Incentives Can Hurt Group Productivity and Shared Resources

A study by Stephan Meier, assistant professor, management at Columbia Business School, and co-author Andreas Fuster, PhD candidate, Harvard University department of economics, found that while monetary incentives in the workplace, such as subsidies or bonuses, are regarded to be effective ways to encourage staff contributions, incentives can interfere in public and workplace environments dependent on informal norm enforcement.

In the context of this study, informal norm enforcement refers to forces that compel people to not exploit common resources and to contribute to common goals, either in the workplace or in civic duties, such as recycling or paying taxes. Meier and Fuster discovered that when participants received private incentives, norm enforcement became less effective at getting free riders to contribute to the group effort.

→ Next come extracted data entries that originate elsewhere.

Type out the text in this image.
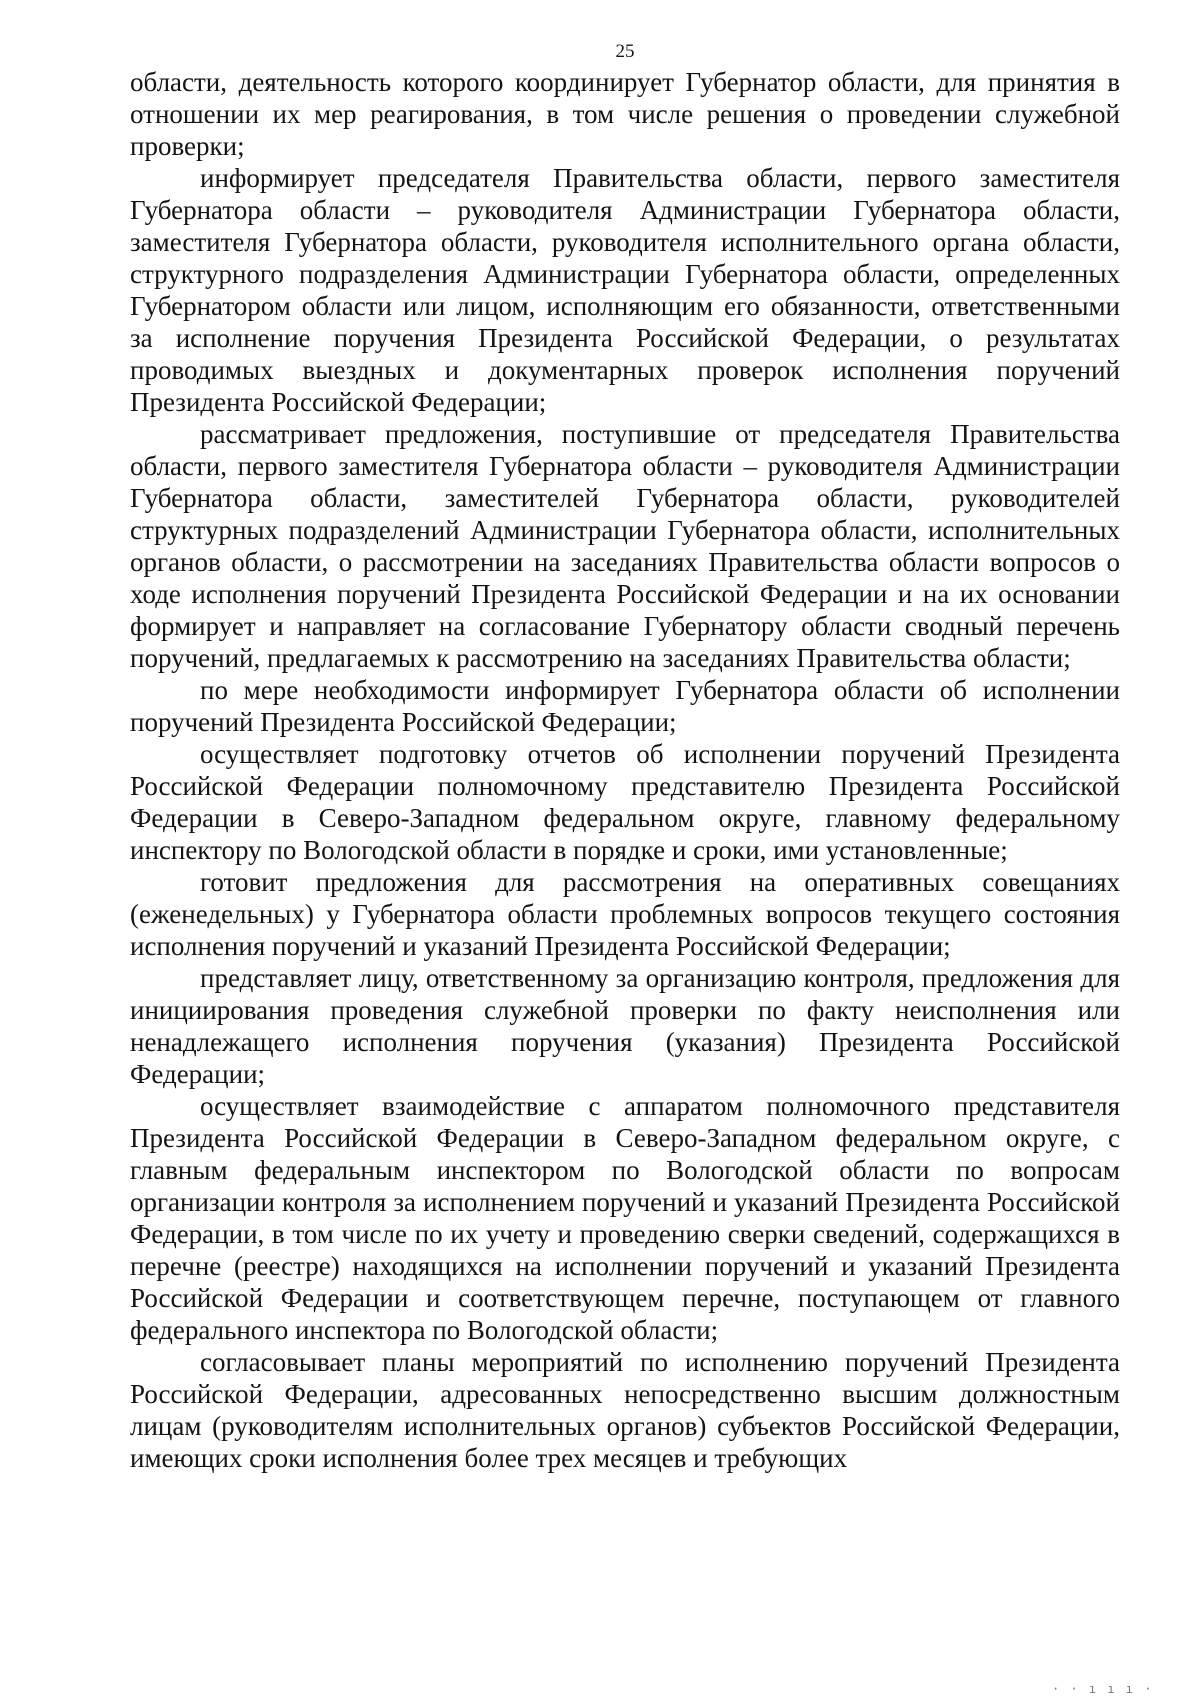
25

области, деятельность которого координирует Губернатор области, для принятия в отношении их мер реагирования, в том числе решения о проведении служебной проверки;

информирует председателя Правительства области, первого заместителя Губернатора области – руководителя Администрации Губернатора области, заместителя Губернатора области, руководителя исполнительного органа области, структурного подразделения Администрации Губернатора области, определенных Губернатором области или лицом, исполняющим его обязанности, ответственными за исполнение поручения Президента Российской Федерации, о результатах проводимых выездных и документарных проверок исполнения поручений Президента Российской Федерации;

рассматривает предложения, поступившие от председателя Правительства области, первого заместителя Губернатора области – руководителя Администрации Губернатора области, заместителей Губернатора области, руководителей структурных подразделений Администрации Губернатора области, исполнительных органов области, о рассмотрении на заседаниях Правительства области вопросов о ходе исполнения поручений Президента Российской Федерации и на их основании формирует и направляет на согласование Губернатору области сводный перечень поручений, предлагаемых к рассмотрению на заседаниях Правительства области;

по мере необходимости информирует Губернатора области об исполнении поручений Президента Российской Федерации;

осуществляет подготовку отчетов об исполнении поручений Президента Российской Федерации полномочному представителю Президента Российской Федерации в Северо-Западном федеральном округе, главному федеральному инспектору по Вологодской области в порядке и сроки, ими установленные;

готовит предложения для рассмотрения на оперативных совещаниях (еженедельных) у Губернатора области проблемных вопросов текущего состояния исполнения поручений и указаний Президента Российской Федерации;

представляет лицу, ответственному за организацию контроля, предложения для инициирования проведения служебной проверки по факту неисполнения или ненадлежащего исполнения поручения (указания) Президента Российской Федерации;

осуществляет взаимодействие с аппаратом полномочного представителя Президента Российской Федерации в Северо-Западном федеральном округе, с главным федеральным инспектором по Вологодской области по вопросам организации контроля за исполнением поручений и указаний Президента Российской Федерации, в том числе по их учету и проведению сверки сведений, содержащихся в перечне (реестре) находящихся на исполнении поручений и указаний Президента Российской Федерации и соответствующем перечне, поступающем от главного федерального инспектора по Вологодской области;

согласовывает планы мероприятий по исполнению поручений Президента Российской Федерации, адресованных непосредственно высшим должностным лицам (руководителям исполнительных органов) субъектов Российской Федерации, имеющих сроки исполнения более трех месяцев и требующих

· · ı ı ı ·
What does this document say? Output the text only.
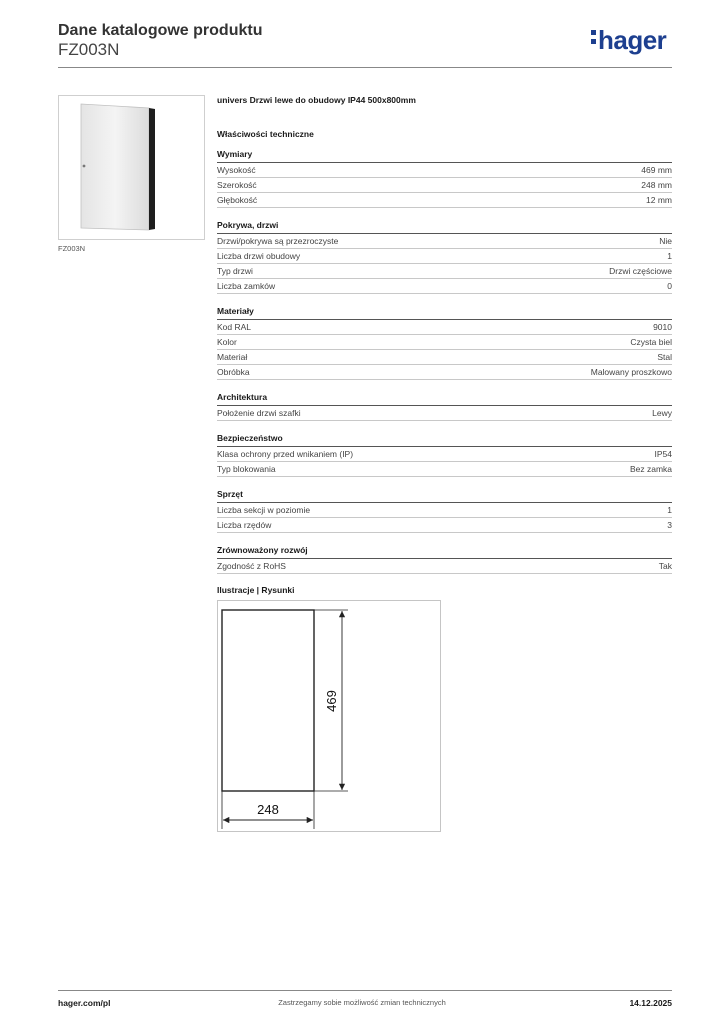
Dane katalogowe produktu
FZ003N	hager
FZ003N
univers Drzwi lewe do obudowy IP44 500x800mm
Właściwości techniczne
Wymiary
Wysokość	469 mm
Szerokość	248 mm
Głębokość	12 mm
Pokrywa, drzwi
Drzwi/pokrywa są przezroczyste	Nie
Liczba drzwi obudowy	1
Typ drzwi	Drzwi częściowe
Liczba zamków	0
Materiały
Kod RAL	9010
Kolor	Czysta biel
Materiał	Stal
Obróbka	Malowany proszkowo
Architektura
Położenie drzwi szafki	Lewy
Bezpieczeństwo
Klasa ochrony przed wnikaniem (IP)	IP54
Typ blokowania	Bez zamka
Sprzęt
Liczba sekcji w poziomie	1
Liczba rzędów	3
Zrównoważony rozwój
Zgodność z RoHS	Tak
Ilustracje | Rysunki
469
248
hager.com/pl	Zastrzegamy sobie możliwość zmian technicznych	14.12.2025
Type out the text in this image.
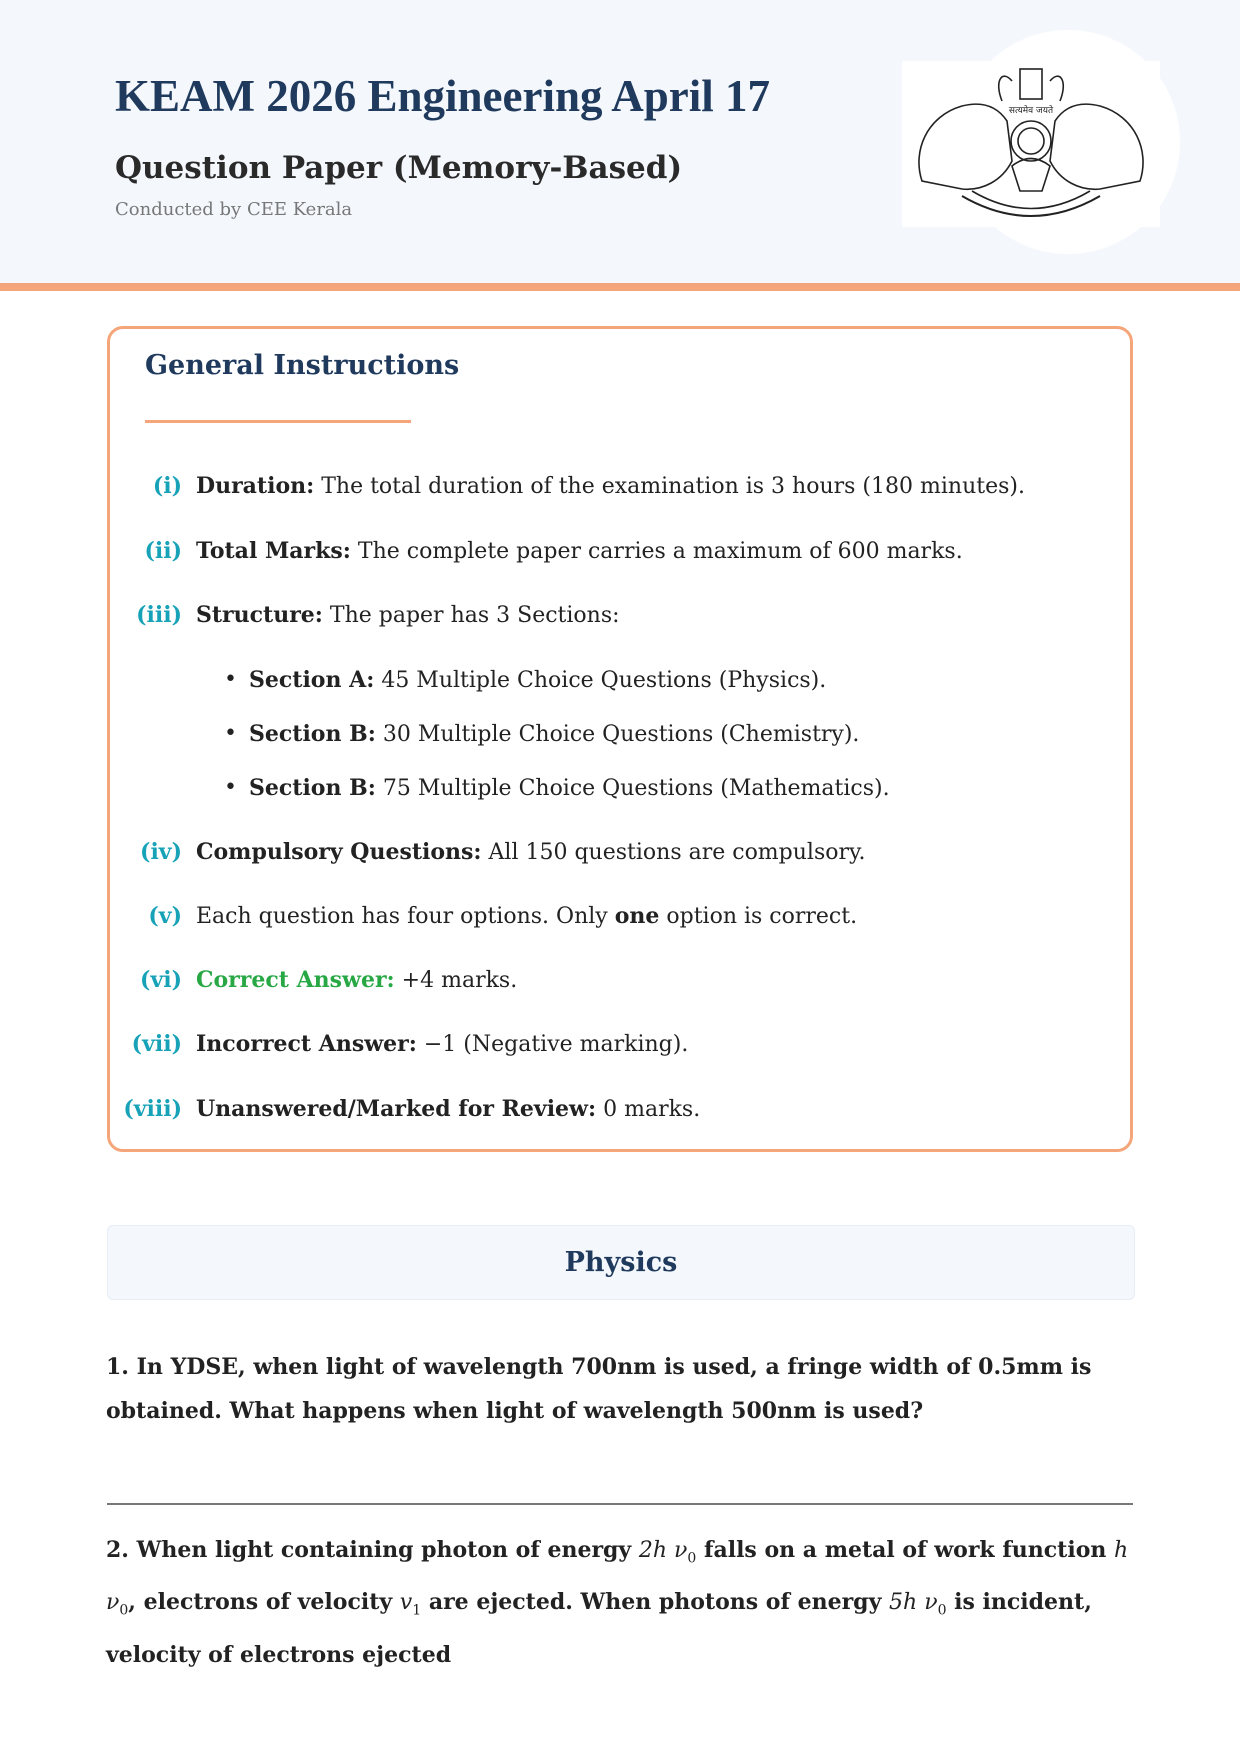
सत्यमेव जयते
KEAM 2026 Engineering April 17
Question Paper (Memory-Based)
Conducted by CEE Kerala
General Instructions
(i) Duration: The total duration of the examination is 3 hours (180 minutes).
(ii) Total Marks: The complete paper carries a maximum of 600 marks.
(iii) Structure: The paper has 3 Sections:
• Section A: 45 Multiple Choice Questions (Physics).
• Section B: 30 Multiple Choice Questions (Chemistry).
• Section B: 75 Multiple Choice Questions (Mathematics).
(iv) Compulsory Questions: All 150 questions are compulsory.
(v) Each question has four options. Only one option is correct.
(vi) Correct Answer: +4 marks.
(vii) Incorrect Answer: −1 (Negative marking).
(viii) Unanswered/Marked for Review: 0 marks.
Physics
1. In YDSE, when light of wavelength 700nm is used, a fringe width of 0.5mm is obtained. What happens when light of wavelength 500nm is used?
2. When light containing photon of energy 2h $\nu_0$ falls on a metal of work function h $\nu_0$, electrons of velocity $v_1$ are ejected. When photons of energy 5h $\nu_0$ is incident, velocity of electrons ejected
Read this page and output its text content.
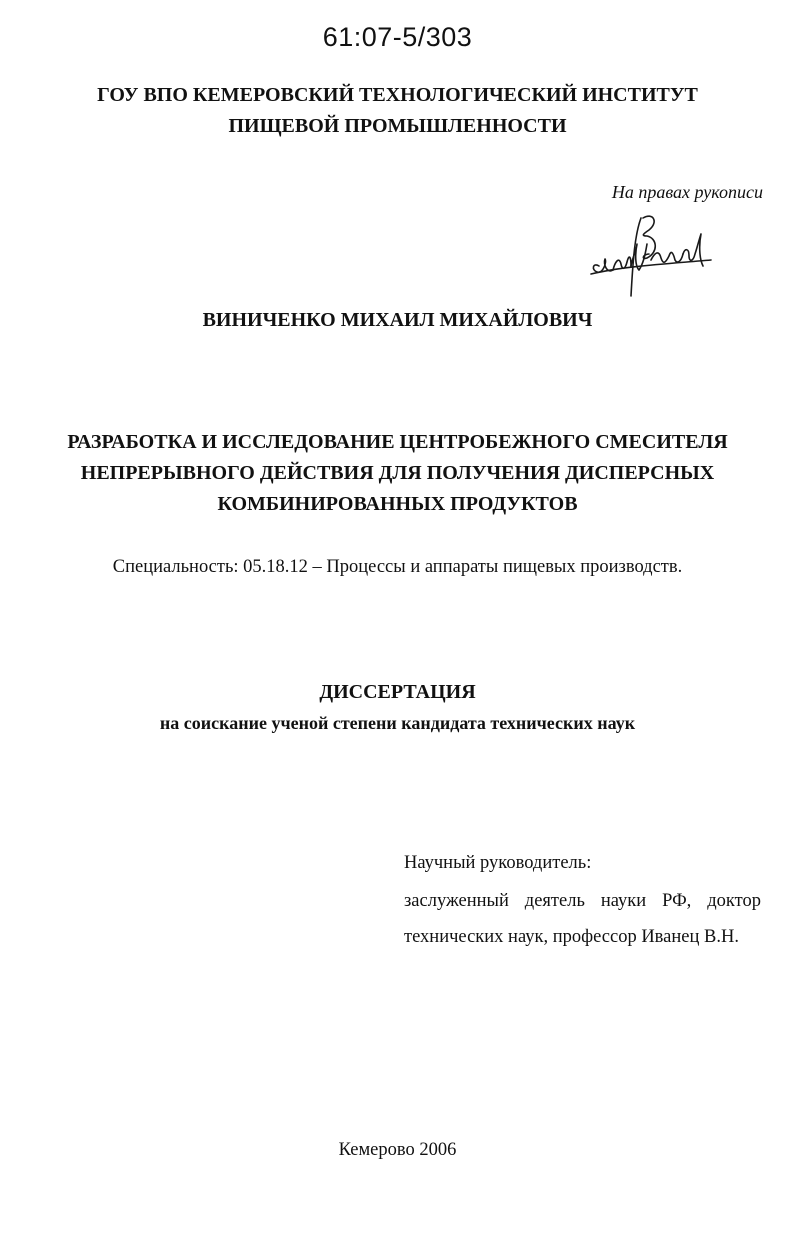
61:07-5/303
ГОУ ВПО КЕМЕРОВСКИЙ ТЕХНОЛОГИЧЕСКИЙ ИНСТИТУТ
ПИЩЕВОЙ ПРОМЫШЛЕННОСТИ
На правах рукописи
ВИНИЧЕНКО МИХАИЛ МИХАЙЛОВИЧ
РАЗРАБОТКА И ИССЛЕДОВАНИЕ ЦЕНТРОБЕЖНОГО СМЕСИТЕЛЯ
НЕПРЕРЫВНОГО ДЕЙСТВИЯ ДЛЯ ПОЛУЧЕНИЯ ДИСПЕРСНЫХ
КОМБИНИРОВАННЫХ ПРОДУКТОВ
Специальность: 05.18.12 – Процессы и аппараты пищевых производств.
ДИССЕРТАЦИЯ
на соискание ученой степени кандидата технических наук
Научный руководитель:
заслуженный деятель науки РФ, доктор
технических наук, профессор Иванец В.Н.
Кемерово 2006
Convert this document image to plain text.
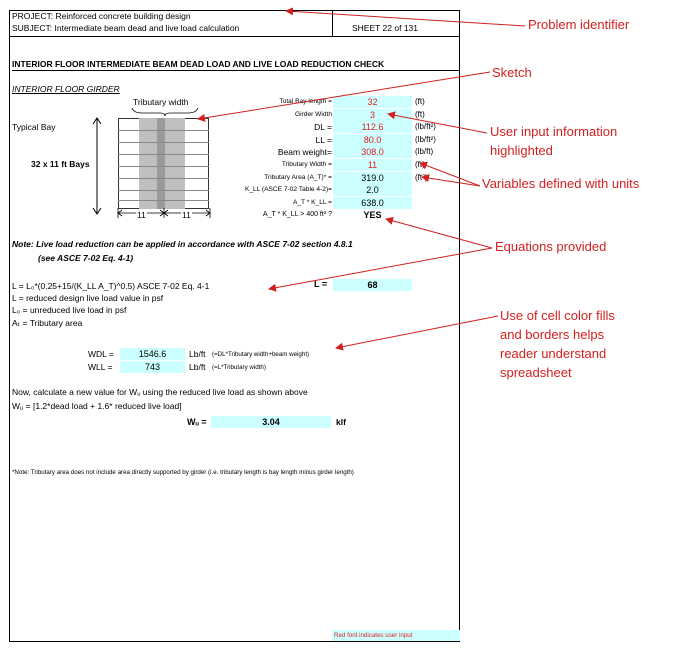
PROJECT: Reinforced concrete building design
SUBJECT: Intermediate beam dead and live load calculation	SHEET 22 of 131
INTERIOR FLOOR INTERMEDIATE BEAM DEAD LOAD AND LIVE LOAD REDUCTION CHECK
INTERIOR FLOOR GIRDER
Tributary width
Typical Bay
32 x 11 ft Bays
11	11
Total Bay length =	32	(ft)
Girder Width	3	(ft)
DL =	112.6	(lb/ft²)
LL =	80.0	(lb/ft²)
Beam weight=	308.0	(lb/ft)
Tributary Width =	11	(ft)
Tributary Area (A_T)* =	319.0	(ft²)
K_LL (ASCE 7-02 Table 4-2)=	2.0
A_T * K_LL =	638.0
A_T * K_LL > 400 ft² ?	YES
Note: Live load reduction can be applied in accordance with ASCE 7-02 section 4.8.1
(see ASCE 7-02 Eq. 4-1)
L = L₀*(0.25+15/(K_LL A_T)^0.5) ASCE 7-02 Eq. 4-1
L = reduced design live load value in psf
L₀ = unreduced live load in psf
Aₜ = Tributary area
L =	68
WDL =	1546.6	Lb/ft (=DL*Tributary width+beam weight)
WLL =	743	Lb/ft (=L*Tributary width)
Now, calculate a new value for Wᵤ using the reduced live load as shown above
Wᵤ = [1.2*dead load + 1.6* reduced live load]
Wᵤ =	3.04	klf
*Note: Tributary area does not include area directly supported by girder (i.e. tributary length is bay length minus girder length)
Red font indicates user input
Problem identifier
Sketch
User input information highlighted
Variables defined with units
Equations provided
Use of cell color fills and borders helps reader understand spreadsheet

In the first experiment, participants were asked to contribute to a public good – in this case, a common pool of cash – to be divided equally among all participants at the end of each of six rounds, whether or not all participants contributed. The best possible financial outcome for all participants was for everyone to contribute to the pool, which would have increased the total sum of money to be divided. For each individual, the optimal outcome was to have everyone else contribute, without participating in the contributions themselves. Here, contributors were barred from exercising any form of norm enforcement.

In this setting, people gave small amounts to begin with, but giving decreased over time. Next, the researchers added incentives: every contributor got a lottery ticket. Recipients stood a good chance of winning some additional cash if their ticket was drawn. The researchers found that with added incentives in a setting with no opportunity to enforce norms, people are more likely to contribute, including free riders.

In the second experiment, participants who contributed to the common pool could punish other players, by imposing fees on free riders at the end of each round, simulating norm enforcement. Free riders who were punished, as most were, increased their contributions in subsequent rounds. When the researchers added incentives, they discovered that contributors scaled back their punishment of free riders by almost half. Free riders, in turn, were much less likely to increase contributions in subsequent rounds whether or not they were punished, ultimately resulting in no higher overall contributions than the scenario without incentives. The incentives failed to have the desired effect because they changed the norm of contribution — making it okay to free-ride.

“When there are norm-enforcement mechanisms in place, free riders who are punished tend to come around and start to contribute. In contrast, when individual contributors receive incentives and continue to punish free riders, free riders tend to view the punishment as unfair, and they withhold contributions.” Meier stated in a press release.

“Individual incentives can really change the structure of how we deal with one another, what the norms are, and how we enforce norms,” Fuster stated. “If social forces in an organization are important, managers need to be attuned to norm enforcement and peer effects. They should understand that adding monetary incentives can dramatically change this dynamic and lead to a net-negative effect.”